One of the most prominent faces of modern day psychiatry, Robert Spitzer, said sorry to gay community and to anybody who wasted their time undergoing these therapies only because he said that “they’d work”.

“I believe I owe the gay community an apology for my study making unproven claims of the efficacy of reparative therapy. I also apologize to any gay person who wasted time and energy undergoing some form of reparative therapy because they believed that I had proven that reparative therapy works with some “highly motivated” individuals,” he said in a letter to Dr. Ken Zucker, editor of Archives of Sexual Behavior.

His study created media frenzy in 2001 when he reported that reparative therapy could cure homosexuals. The theory had flaws though, because it relied on self-reports of 200 participants; half of whom who had never even underwent any therapy.

Dr. Robert L. Spitzer, formerly of Columbia University, has said that his study never showed that these conversion therapies work.

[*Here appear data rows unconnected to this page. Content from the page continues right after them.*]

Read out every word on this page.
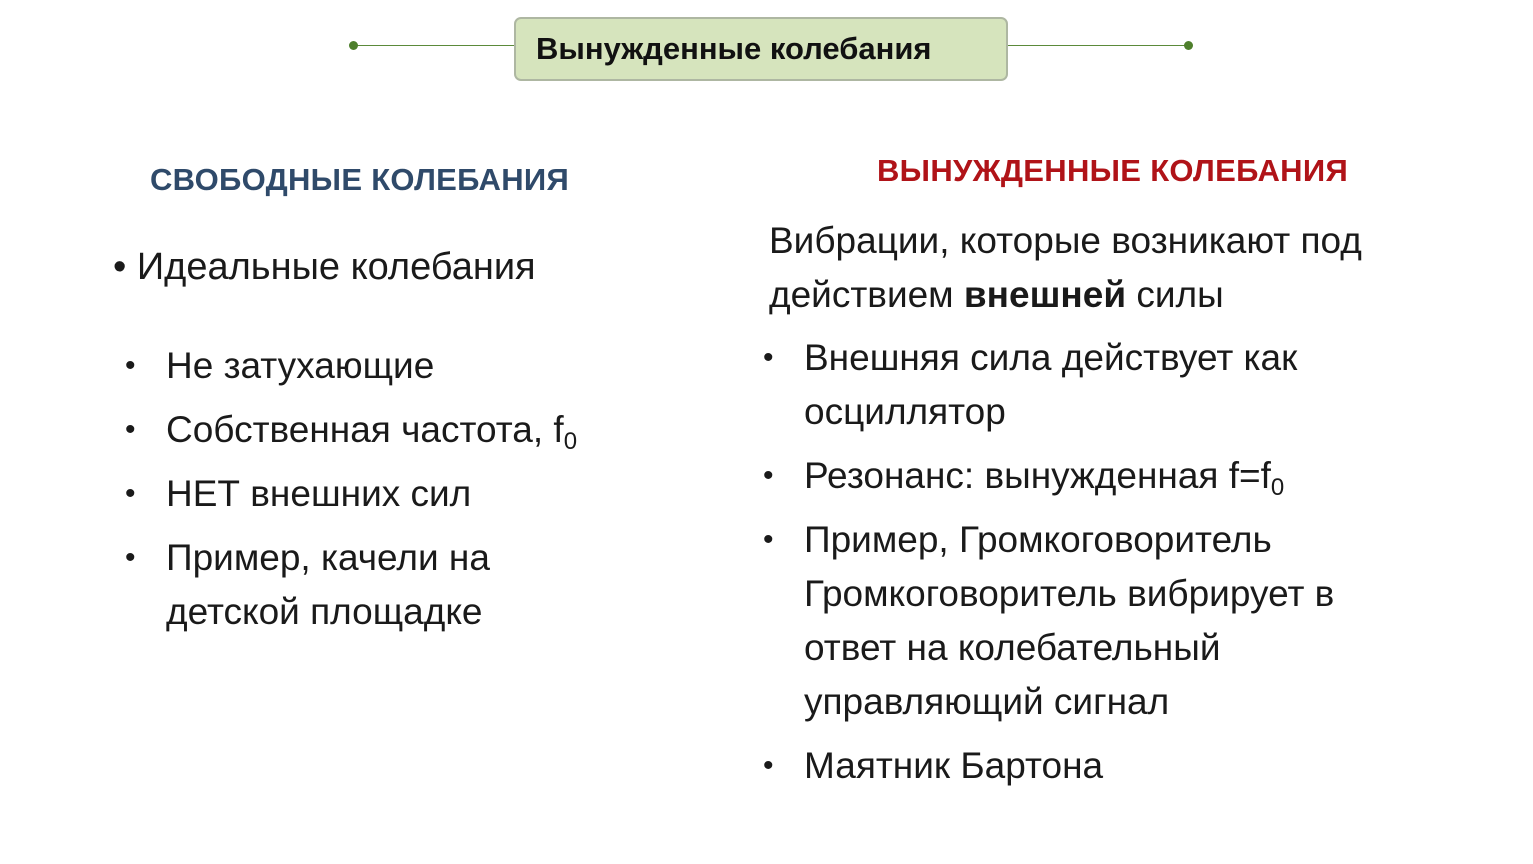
Вынужденные колебания
СВОБОДНЫЕ КОЛЕБАНИЯ
• Идеальные колебания
• Не затухающие
• Собственная частота, $f_0$
• НЕТ внешних сил
• Пример, качели на детской площадке
ВЫНУЖДЕННЫЕ КОЛЕБАНИЯ
Вибрации, которые возникают под действием внешней силы
• Внешняя сила действует как осциллятор
• Резонанс: вынужденная $f=f_0$
• Пример, Громкоговоритель Громкоговоритель вибрирует в ответ на колебательный управляющий сигнал
• Маятник Бартона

“Traditionally, efforts to curtail this scam have focused on decreasing demand. Vividly highlighting the shattered lives and crushing heartbreak that results when people try to live a lie has helped keep some gay people out of such clinics,” Wayne Besen, Founding Executive Director of Truth Wins Out wrote in LGBTQ Nation.

“Reparative therapists should be stripped of their college degrees, expelled from professional associations, and banned from practicing,” he said.

Reactions from the readers have varied from calling Spitzer’s admission as “gold standard integrity” to accusing him of fraud. Some reactions are more intense especially by people who were made to undergo these therapies to cure them of homosexuality and how their failure to get “treated” cut them off from their families forever.

Wayne says it these therapies affected the spouses of men who were treated of homosexuality more than anybody else.

“These unfortunate individuals marry so-called “ex-gays” who mistakenly think they have been converted – but later find that their “progress” was a mirage brought on by wishful thinking and pressure from their therapist,” he said.

Many reports ( in 2001) had said that Spitzer’s study was based on a very small number and that Spitzer himself said that for a vast majority of homosexuals’ sexual orientation change is not possible.

Before his study reparative therapy, he had worked for 30 years to remove homosexuality as a mental disorder from DSM.